7 – A importância da qualidade dos serviços prestados pelas profissões regulamentadas foi descrita pelo advogado‑geral Léger nas conclusões apresentadas em 10 de Julho de 2001 no processo Arduíno (acórdão de 19 de Fevereiro de 2002, C‑35/99, Colect., p. I‑1529, n.° 112). A pertinência das afirmações do advogado‑geral Léger não foi alterada pela passagem do tempo.


8 – Acórdão de 12 de Setembro de 2000 (C‑180/98 a C‑184/98, Colect., p. I‑6451). A este respeito, é pouco relevante que a referida descrição tenha sido efectuada na perspectiva do direito da concorrência.


9 – Ainda em 2008, ou seja, posteriormente à entrada em vigor da Directiva 2006/123, o Tribunal de justiça aceitou uma regulamentação que proibia a quem quer fosse e, em particular, aos prestadores de cuidados dentários, no âmbito de uma profissão liberal ou de um gabinete dentário, o recurso a qualquer tipo de publicidade no domínio dos tratamentos dentários (acórdão de 13 de Março de 2008, Doulamis, C‑446/05, Colect., p. I‑1377). É verdade que, substancialmente, o Tribunal de Justiça apenas se pronunciou na perspectiva do artigo 81.° CE, não tendo sido abordada pelo Tribunal neste processo a questão da conformidade da regulamentação em questão com a livre prestação de serviços.
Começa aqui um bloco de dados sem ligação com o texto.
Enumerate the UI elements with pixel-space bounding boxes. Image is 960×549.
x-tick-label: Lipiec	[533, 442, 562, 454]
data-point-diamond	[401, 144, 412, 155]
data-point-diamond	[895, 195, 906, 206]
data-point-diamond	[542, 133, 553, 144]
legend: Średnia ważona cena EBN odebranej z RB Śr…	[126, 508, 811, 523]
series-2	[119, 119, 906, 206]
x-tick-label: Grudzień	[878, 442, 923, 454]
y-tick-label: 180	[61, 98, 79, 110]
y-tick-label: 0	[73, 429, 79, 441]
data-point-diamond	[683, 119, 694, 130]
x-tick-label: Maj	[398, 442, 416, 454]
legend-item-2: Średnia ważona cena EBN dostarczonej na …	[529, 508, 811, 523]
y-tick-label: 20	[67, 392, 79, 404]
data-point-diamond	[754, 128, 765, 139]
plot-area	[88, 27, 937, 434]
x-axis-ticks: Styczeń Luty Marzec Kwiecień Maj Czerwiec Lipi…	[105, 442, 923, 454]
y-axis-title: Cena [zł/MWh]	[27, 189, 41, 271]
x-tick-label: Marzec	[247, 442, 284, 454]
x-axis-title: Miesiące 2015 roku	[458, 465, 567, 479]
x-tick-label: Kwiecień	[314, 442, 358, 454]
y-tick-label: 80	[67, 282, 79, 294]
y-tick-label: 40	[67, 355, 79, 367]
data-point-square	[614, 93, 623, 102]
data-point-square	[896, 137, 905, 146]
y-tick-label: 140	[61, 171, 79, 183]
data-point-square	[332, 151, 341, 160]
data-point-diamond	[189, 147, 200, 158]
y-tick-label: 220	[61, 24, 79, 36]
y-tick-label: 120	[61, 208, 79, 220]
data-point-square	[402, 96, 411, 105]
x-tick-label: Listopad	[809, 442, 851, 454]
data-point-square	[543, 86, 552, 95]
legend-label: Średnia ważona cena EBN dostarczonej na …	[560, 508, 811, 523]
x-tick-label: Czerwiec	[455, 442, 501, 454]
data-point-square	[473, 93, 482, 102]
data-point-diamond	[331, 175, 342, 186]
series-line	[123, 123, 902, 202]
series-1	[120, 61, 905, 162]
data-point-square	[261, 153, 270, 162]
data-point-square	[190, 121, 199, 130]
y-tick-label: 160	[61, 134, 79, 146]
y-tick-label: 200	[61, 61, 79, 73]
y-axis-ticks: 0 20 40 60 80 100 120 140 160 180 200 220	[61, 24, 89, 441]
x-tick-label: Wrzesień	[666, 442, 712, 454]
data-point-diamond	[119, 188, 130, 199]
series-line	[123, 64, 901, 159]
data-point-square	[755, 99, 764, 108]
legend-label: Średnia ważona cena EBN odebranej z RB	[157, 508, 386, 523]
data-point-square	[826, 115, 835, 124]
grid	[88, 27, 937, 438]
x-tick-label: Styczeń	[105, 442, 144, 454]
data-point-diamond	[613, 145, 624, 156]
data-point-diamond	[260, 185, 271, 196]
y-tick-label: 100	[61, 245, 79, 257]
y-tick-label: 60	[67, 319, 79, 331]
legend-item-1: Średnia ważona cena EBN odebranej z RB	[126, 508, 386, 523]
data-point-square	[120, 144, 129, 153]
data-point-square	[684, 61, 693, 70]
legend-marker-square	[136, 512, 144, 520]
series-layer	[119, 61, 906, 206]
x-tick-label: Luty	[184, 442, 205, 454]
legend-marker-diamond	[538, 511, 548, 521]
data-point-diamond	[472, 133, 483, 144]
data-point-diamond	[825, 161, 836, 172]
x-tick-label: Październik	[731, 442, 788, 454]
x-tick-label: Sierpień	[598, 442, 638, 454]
10 – No que respeita à angariação de clientela por correio electrónico, recorde‑se que o artigo 13.°, n.° 1, da Directiva 2002/58/CE do Parlamento Europeu e do Conselho, de 12 de Julho de 2002, relativa ao tratamento de dados pessoais e à protecção da privacidade no sector das comunicações electrónicas (Directiva relativa à privacidade e às comunicações electrónicas) (JO L 201, p. 37), subordina a autorização da utilização do correio electrónico para fins de comercialização directa ao consentimento prévio dos assinantes.


11 – JO L 311, p. 67.


12 – Acórdão de 10 de Maio de 1995 (C‑384/93, Colect., p. I‑1141).


13 – C‑518/07, ainda não publicado na Colectânea, n.° 30.


14 – V. n.° 45 das presentes conclusões.